While we’ve never been fans of the OSC, we have to applaud the commission’s enforcement division for its recent continuous disclosure reviews of two public companies.
In the case of Home Capital Group, the OSC filed an enforcement notice in February 2017, stating that the company failed to meet its continuous disclosure obligations regarding the discovery of fraud in its broker channels in early 2015 or prior. The matter escalated when the OSC issued a more detailed statement of allegations in April 2017.
And Callidus Capital, a Toronto-based alternative lender, rejigged some of its non-GAAP disclosures in May 2017 after the OSC conducted a continuous disclosure review.
The cases share few, if any, similarities. Despite the OSC’s spotty record on enforcement, these recent actions could signal a new direction.
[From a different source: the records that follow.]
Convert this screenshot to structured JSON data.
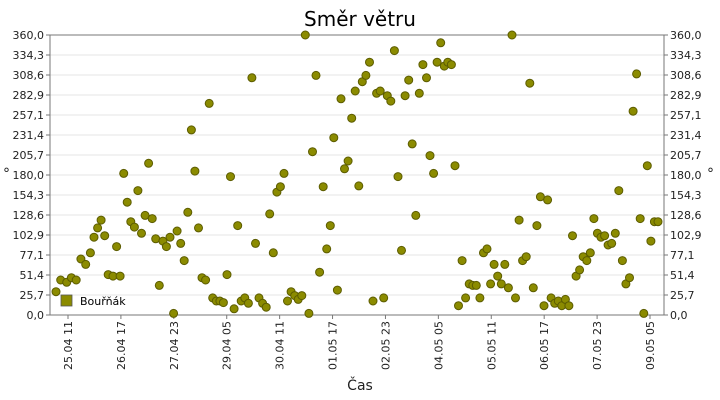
{
  "chart_data": {
    "type": "scatter",
    "title": "Směr větru",
    "xlabel": "Čas",
    "ylabel": "°",
    "ylim": [
      0,
      360
    ],
    "y_ticks": [
      "0,0",
      "25,7",
      "51,4",
      "77,1",
      "102,9",
      "128,6",
      "154,3",
      "180,0",
      "205,7",
      "231,4",
      "257,1",
      "282,9",
      "308,6",
      "334,3",
      "360,0"
    ],
    "x_ticks": [
      "25.04 11",
      "26.04 17",
      "27.04 23",
      "29.04 05",
      "30.04 11",
      "01.05 17",
      "02.05 23",
      "04.05 05",
      "05.05 11",
      "06.05 17",
      "07.05 23",
      "09.05 05"
    ],
    "grid": true,
    "legend_position": "bottom-left",
    "marker_color": "#8b8b00",
    "series": [
      {
        "name": "Bouřňák",
        "points": [
          [
            0.1,
            30
          ],
          [
            0.5,
            45
          ],
          [
            1.0,
            42
          ],
          [
            1.4,
            48
          ],
          [
            1.8,
            45
          ],
          [
            2.2,
            72
          ],
          [
            2.6,
            65
          ],
          [
            3.0,
            80
          ],
          [
            3.3,
            100
          ],
          [
            3.6,
            112
          ],
          [
            3.9,
            122
          ],
          [
            4.2,
            102
          ],
          [
            4.5,
            52
          ],
          [
            4.9,
            50
          ],
          [
            5.2,
            88
          ],
          [
            5.5,
            50
          ],
          [
            5.8,
            182
          ],
          [
            6.1,
            145
          ],
          [
            6.4,
            120
          ],
          [
            6.7,
            113
          ],
          [
            7.0,
            160
          ],
          [
            7.3,
            105
          ],
          [
            7.6,
            128
          ],
          [
            7.9,
            195
          ],
          [
            8.2,
            124
          ],
          [
            8.5,
            98
          ],
          [
            8.8,
            38
          ],
          [
            9.1,
            95
          ],
          [
            9.4,
            88
          ],
          [
            9.7,
            100
          ],
          [
            10.0,
            2
          ],
          [
            10.3,
            108
          ],
          [
            10.6,
            92
          ],
          [
            10.9,
            70
          ],
          [
            11.2,
            132
          ],
          [
            11.5,
            238
          ],
          [
            11.8,
            185
          ],
          [
            12.1,
            112
          ],
          [
            12.4,
            48
          ],
          [
            12.7,
            45
          ],
          [
            13.0,
            272
          ],
          [
            13.3,
            22
          ],
          [
            13.6,
            18
          ],
          [
            13.9,
            18
          ],
          [
            14.2,
            16
          ],
          [
            14.5,
            52
          ],
          [
            14.8,
            178
          ],
          [
            15.1,
            8
          ],
          [
            15.4,
            115
          ],
          [
            15.7,
            18
          ],
          [
            16.0,
            22
          ],
          [
            16.3,
            15
          ],
          [
            16.6,
            305
          ],
          [
            16.9,
            92
          ],
          [
            17.2,
            22
          ],
          [
            17.5,
            15
          ],
          [
            17.8,
            10
          ],
          [
            18.1,
            130
          ],
          [
            18.4,
            80
          ],
          [
            18.7,
            158
          ],
          [
            19.0,
            165
          ],
          [
            19.3,
            182
          ],
          [
            19.6,
            18
          ],
          [
            19.9,
            30
          ],
          [
            20.2,
            25
          ],
          [
            20.5,
            20
          ],
          [
            20.8,
            25
          ],
          [
            21.1,
            360
          ],
          [
            21.4,
            2
          ],
          [
            21.7,
            210
          ],
          [
            22.0,
            308
          ],
          [
            22.3,
            55
          ],
          [
            22.6,
            165
          ],
          [
            22.9,
            85
          ],
          [
            23.2,
            115
          ],
          [
            23.5,
            228
          ],
          [
            23.8,
            32
          ],
          [
            24.1,
            278
          ],
          [
            24.4,
            188
          ],
          [
            24.7,
            198
          ],
          [
            25.0,
            253
          ],
          [
            25.3,
            288
          ],
          [
            25.6,
            166
          ],
          [
            25.9,
            300
          ],
          [
            26.2,
            308
          ],
          [
            26.5,
            325
          ],
          [
            26.8,
            18
          ],
          [
            27.1,
            285
          ],
          [
            27.4,
            288
          ],
          [
            27.7,
            22
          ],
          [
            28.0,
            282
          ],
          [
            28.3,
            275
          ],
          [
            28.6,
            340
          ],
          [
            28.9,
            178
          ],
          [
            29.2,
            83
          ],
          [
            29.5,
            282
          ],
          [
            29.8,
            302
          ],
          [
            30.1,
            220
          ],
          [
            30.4,
            128
          ],
          [
            30.7,
            285
          ],
          [
            31.0,
            322
          ],
          [
            31.3,
            305
          ],
          [
            31.6,
            205
          ],
          [
            31.9,
            182
          ],
          [
            32.2,
            325
          ],
          [
            32.5,
            350
          ],
          [
            32.8,
            320
          ],
          [
            33.1,
            325
          ],
          [
            33.4,
            322
          ],
          [
            33.7,
            192
          ],
          [
            34.0,
            12
          ],
          [
            34.3,
            70
          ],
          [
            34.6,
            22
          ],
          [
            34.9,
            40
          ],
          [
            35.2,
            38
          ],
          [
            35.5,
            38
          ],
          [
            35.8,
            22
          ],
          [
            36.1,
            80
          ],
          [
            36.4,
            85
          ],
          [
            36.7,
            40
          ],
          [
            37.0,
            65
          ],
          [
            37.3,
            50
          ],
          [
            37.6,
            40
          ],
          [
            37.9,
            65
          ],
          [
            38.2,
            35
          ],
          [
            38.5,
            360
          ],
          [
            38.8,
            22
          ],
          [
            39.1,
            122
          ],
          [
            39.4,
            70
          ],
          [
            39.7,
            75
          ],
          [
            40.0,
            298
          ],
          [
            40.3,
            35
          ],
          [
            40.6,
            115
          ],
          [
            40.9,
            152
          ],
          [
            41.2,
            12
          ],
          [
            41.5,
            148
          ],
          [
            41.8,
            22
          ],
          [
            42.1,
            15
          ],
          [
            42.4,
            18
          ],
          [
            42.7,
            12
          ],
          [
            43.0,
            20
          ],
          [
            43.3,
            12
          ],
          [
            43.6,
            102
          ],
          [
            43.9,
            50
          ],
          [
            44.2,
            58
          ],
          [
            44.5,
            75
          ],
          [
            44.8,
            70
          ],
          [
            45.1,
            80
          ],
          [
            45.4,
            124
          ],
          [
            45.7,
            105
          ],
          [
            46.0,
            100
          ],
          [
            46.3,
            102
          ],
          [
            46.6,
            90
          ],
          [
            46.9,
            92
          ],
          [
            47.2,
            105
          ],
          [
            47.5,
            160
          ],
          [
            47.8,
            70
          ],
          [
            48.1,
            40
          ],
          [
            48.4,
            48
          ],
          [
            48.7,
            262
          ],
          [
            49.0,
            310
          ],
          [
            49.3,
            124
          ],
          [
            49.6,
            2
          ],
          [
            49.9,
            192
          ],
          [
            50.2,
            95
          ],
          [
            50.5,
            120
          ],
          [
            50.8,
            120
          ]
        ]
      }
    ]
  }
}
Continuous disclosure reviews
It appears the OSC takes on late-disclosure cases, like Home Capital’s, once it’s aware of such situations. Certainly, part of the challenge of enforcement in such cases is having the inclination to push the investigation ahead even though the evidence may not be apparent up front.
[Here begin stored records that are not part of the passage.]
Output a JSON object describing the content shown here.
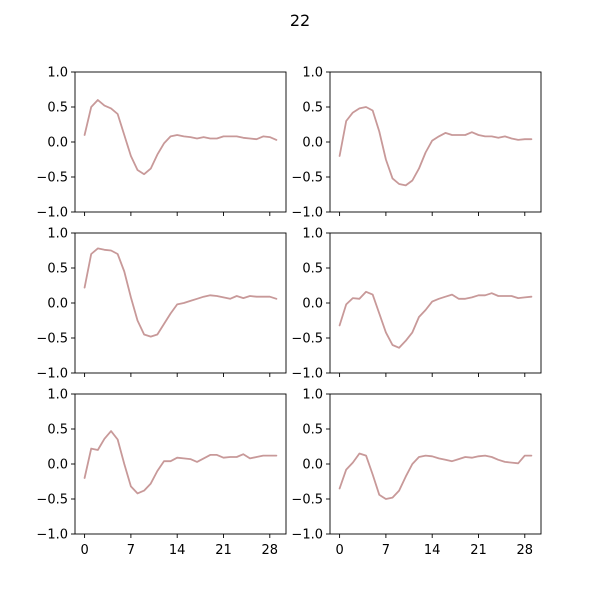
{
  "figure": {
    "suptitle": "22"
  },
  "chart_data": [
    {
      "type": "line",
      "panel": "row-1-col-1",
      "x": [
        0,
        1,
        2,
        3,
        4,
        5,
        6,
        7,
        8,
        9,
        10,
        11,
        12,
        13,
        14,
        15,
        16,
        17,
        18,
        19,
        20,
        21,
        22,
        23,
        24,
        25,
        26,
        27,
        28,
        29
      ],
      "series": [
        {
          "values": [
            0.1,
            0.5,
            0.6,
            0.52,
            0.48,
            0.4,
            0.1,
            -0.2,
            -0.4,
            -0.46,
            -0.38,
            -0.18,
            -0.02,
            0.08,
            0.1,
            0.08,
            0.07,
            0.05,
            0.07,
            0.05,
            0.05,
            0.08,
            0.08,
            0.08,
            0.06,
            0.05,
            0.04,
            0.08,
            0.07,
            0.03
          ]
        }
      ],
      "xticks": [
        0,
        7,
        14,
        21,
        28
      ],
      "yticks": [
        -1.0,
        -0.5,
        0.0,
        0.5,
        1.0
      ],
      "ytick_labels": [
        "−1.0",
        "−0.5",
        "0.0",
        "0.5",
        "1.0"
      ],
      "xlim": [
        -1.45,
        30.45
      ],
      "ylim": [
        -1.0,
        1.0
      ],
      "color": "#c89999",
      "show_xtick_labels": false,
      "show_ytick_labels": true
    },
    {
      "type": "line",
      "panel": "row-1-col-2",
      "x": [
        0,
        1,
        2,
        3,
        4,
        5,
        6,
        7,
        8,
        9,
        10,
        11,
        12,
        13,
        14,
        15,
        16,
        17,
        18,
        19,
        20,
        21,
        22,
        23,
        24,
        25,
        26,
        27,
        28,
        29
      ],
      "series": [
        {
          "values": [
            -0.2,
            0.3,
            0.42,
            0.48,
            0.5,
            0.45,
            0.15,
            -0.25,
            -0.52,
            -0.6,
            -0.62,
            -0.55,
            -0.38,
            -0.15,
            0.02,
            0.08,
            0.13,
            0.1,
            0.1,
            0.1,
            0.14,
            0.1,
            0.08,
            0.08,
            0.06,
            0.08,
            0.05,
            0.03,
            0.04,
            0.04
          ]
        }
      ],
      "xticks": [
        0,
        7,
        14,
        21,
        28
      ],
      "yticks": [
        -1.0,
        -0.5,
        0.0,
        0.5,
        1.0
      ],
      "ytick_labels": [
        "−1.0",
        "−0.5",
        "0.0",
        "0.5",
        "1.0"
      ],
      "xlim": [
        -1.45,
        30.45
      ],
      "ylim": [
        -1.0,
        1.0
      ],
      "color": "#c89999",
      "show_xtick_labels": false,
      "show_ytick_labels": true
    },
    {
      "type": "line",
      "panel": "row-2-col-1",
      "x": [
        0,
        1,
        2,
        3,
        4,
        5,
        6,
        7,
        8,
        9,
        10,
        11,
        12,
        13,
        14,
        15,
        16,
        17,
        18,
        19,
        20,
        21,
        22,
        23,
        24,
        25,
        26,
        27,
        28,
        29
      ],
      "series": [
        {
          "values": [
            0.22,
            0.7,
            0.78,
            0.76,
            0.75,
            0.7,
            0.45,
            0.08,
            -0.25,
            -0.45,
            -0.48,
            -0.45,
            -0.3,
            -0.15,
            -0.02,
            0.0,
            0.03,
            0.06,
            0.09,
            0.11,
            0.1,
            0.08,
            0.06,
            0.1,
            0.07,
            0.1,
            0.09,
            0.09,
            0.09,
            0.06
          ]
        }
      ],
      "xticks": [
        0,
        7,
        14,
        21,
        28
      ],
      "yticks": [
        -1.0,
        -0.5,
        0.0,
        0.5,
        1.0
      ],
      "ytick_labels": [
        "−1.0",
        "−0.5",
        "0.0",
        "0.5",
        "1.0"
      ],
      "xlim": [
        -1.45,
        30.45
      ],
      "ylim": [
        -1.0,
        1.0
      ],
      "color": "#c89999",
      "show_xtick_labels": false,
      "show_ytick_labels": true
    },
    {
      "type": "line",
      "panel": "row-2-col-2",
      "x": [
        0,
        1,
        2,
        3,
        4,
        5,
        6,
        7,
        8,
        9,
        10,
        11,
        12,
        13,
        14,
        15,
        16,
        17,
        18,
        19,
        20,
        21,
        22,
        23,
        24,
        25,
        26,
        27,
        28,
        29
      ],
      "series": [
        {
          "values": [
            -0.32,
            -0.02,
            0.07,
            0.06,
            0.16,
            0.12,
            -0.15,
            -0.42,
            -0.6,
            -0.64,
            -0.54,
            -0.42,
            -0.2,
            -0.1,
            0.02,
            0.06,
            0.09,
            0.12,
            0.06,
            0.06,
            0.08,
            0.11,
            0.11,
            0.14,
            0.1,
            0.1,
            0.1,
            0.07,
            0.08,
            0.09
          ]
        }
      ],
      "xticks": [
        0,
        7,
        14,
        21,
        28
      ],
      "yticks": [
        -1.0,
        -0.5,
        0.0,
        0.5,
        1.0
      ],
      "ytick_labels": [
        "−1.0",
        "−0.5",
        "0.0",
        "0.5",
        "1.0"
      ],
      "xlim": [
        -1.45,
        30.45
      ],
      "ylim": [
        -1.0,
        1.0
      ],
      "color": "#c89999",
      "show_xtick_labels": false,
      "show_ytick_labels": true
    },
    {
      "type": "line",
      "panel": "row-3-col-1",
      "x": [
        0,
        1,
        2,
        3,
        4,
        5,
        6,
        7,
        8,
        9,
        10,
        11,
        12,
        13,
        14,
        15,
        16,
        17,
        18,
        19,
        20,
        21,
        22,
        23,
        24,
        25,
        26,
        27,
        28,
        29
      ],
      "series": [
        {
          "values": [
            -0.2,
            0.22,
            0.2,
            0.36,
            0.47,
            0.35,
            0.0,
            -0.32,
            -0.42,
            -0.38,
            -0.28,
            -0.1,
            0.04,
            0.04,
            0.09,
            0.08,
            0.07,
            0.03,
            0.08,
            0.13,
            0.13,
            0.09,
            0.1,
            0.1,
            0.14,
            0.08,
            0.1,
            0.12,
            0.12,
            0.12
          ]
        }
      ],
      "xticks": [
        0,
        7,
        14,
        21,
        28
      ],
      "yticks": [
        -1.0,
        -0.5,
        0.0,
        0.5,
        1.0
      ],
      "ytick_labels": [
        "−1.0",
        "−0.5",
        "0.0",
        "0.5",
        "1.0"
      ],
      "xlim": [
        -1.45,
        30.45
      ],
      "ylim": [
        -1.0,
        1.0
      ],
      "color": "#c89999",
      "show_xtick_labels": true,
      "show_ytick_labels": true
    },
    {
      "type": "line",
      "panel": "row-3-col-2",
      "x": [
        0,
        1,
        2,
        3,
        4,
        5,
        6,
        7,
        8,
        9,
        10,
        11,
        12,
        13,
        14,
        15,
        16,
        17,
        18,
        19,
        20,
        21,
        22,
        23,
        24,
        25,
        26,
        27,
        28,
        29
      ],
      "series": [
        {
          "values": [
            -0.35,
            -0.08,
            0.02,
            0.15,
            0.12,
            -0.15,
            -0.44,
            -0.5,
            -0.48,
            -0.38,
            -0.18,
            0.0,
            0.1,
            0.12,
            0.11,
            0.08,
            0.06,
            0.04,
            0.07,
            0.1,
            0.09,
            0.11,
            0.12,
            0.1,
            0.06,
            0.03,
            0.02,
            0.01,
            0.12,
            0.12
          ]
        }
      ],
      "xticks": [
        0,
        7,
        14,
        21,
        28
      ],
      "yticks": [
        -1.0,
        -0.5,
        0.0,
        0.5,
        1.0
      ],
      "ytick_labels": [
        "−1.0",
        "−0.5",
        "0.0",
        "0.5",
        "1.0"
      ],
      "xlim": [
        -1.45,
        30.45
      ],
      "ylim": [
        -1.0,
        1.0
      ],
      "color": "#c89999",
      "show_xtick_labels": true,
      "show_ytick_labels": true
    }
  ]
}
In the matter of Callidus, the issue is about the substance of the disclosure, as opposed to the timeliness. But, it seems the company received special attention from the regulator, since we’d argue many other companies also need to revise their disclosure. And yet, not many have been required to make significant improvements, as Callidus was.
After the review, Callidus changed its disclosures in two notable ways. Firstly, it reshuffled items to ensure that the standard GAAP/IFRS figures received greater prominence in investor communications than the non-GAAP amounts. Secondly, it stopped using certain non-GAAP measures that the OSC likely deemed unsuitable for investors.
Non-GAAP figures shouldn’t mislead investors
CSA Notice 52-306 details the expectations for publication of non-GAAP measures. One key tenet is that, when companies use a non-GAAP measure, they must “present with equal or greater prominence to that of the non-GAAP financial measure, the most directly comparable measure specified, defined or determined under the issuer’s GAAP.” For example, when presenting adjusted net income, companies must give equal or greater prominence to net income as prescribed by GAAP.
But the CSA notice lays out criteria that are easy for companies to meet, which allows companies to legally issue misleading financial measures. For instance, a company is allowed to exclude recurring cash business costs from a non-GAAP measure provided to investors.
Therefore, it’s unclear why the OSC took umbrage at Callidus’s disclosures. (This is not to excuse Callidus—the company reported 2016 adjusted EPS of $1.77 per share, versus GAAP net income of $0.02.)
The Callidus case seems to mark a potential shift in the OSC’s focus, and follows a similar path to that forged by the U.S. Securities and Exchange Commission over the past few years. U.S. regulators started taking issue with the calculation of non-GAAP measures. With Callidus discontinuing several non-GAAP measures, it seems the OSC objected to their calculation, as opposed to the format of their disclosure only (which is the focus of the CSA notice).
All this comes early in the tenure of the new OSC enforcement director, so maybe it’s a sign of things to come. If so, there’s lots of ground to cover, since a large majority of companies report non-GAAP measures (see “Why to watch a company’s adjusted earnings,” AER January 2016), and many of those measures are arguably unfair to investors.
For instance, BCE changed its disclosure in November 2015 (we had written about our concerns in AER December 2014). The company started giving prominence to the GAAP measure of cash from operations before mentioning its non-GAAP measure of free cash flow. This meets the boilerplate requirements of the CSA notice.
But our issue isn’t—and never was—with prominence. It’s with whether a company’s calculation of free cash flow misleads investors. That’s trickier to pin down and requires a regulator’s considered view, similar to what appears to have happened with Callidus.
The CSA guidelines note that a non-GAAP measure should be presented so that it’s not misleading. If you asked 100 educated investors, you’d get multiple definitions of free cash flow. Some might exclude growth capex, while others might include long-term investments. But, all would likely agree that the starting point is cash from operations.
BCE doesn’t start with cash from operations; it excludes cash outflows from that core number, taken from the audited cash-flow statement and prescribed by GAAP, and then the company makes additional adjustments. That sets BCE apart from several other companies that report a non-standard free cash flow.
Could Canadian regulators finally be waking up to the manipulations possible with non-GAAP financial reporting? Are they moving beyond the policing of disclosure, and asking fundamental questions about fairness in reporting? If so, this change could represent a heightened investment risk for those companies pushing the envelope on non-GAAP reporting.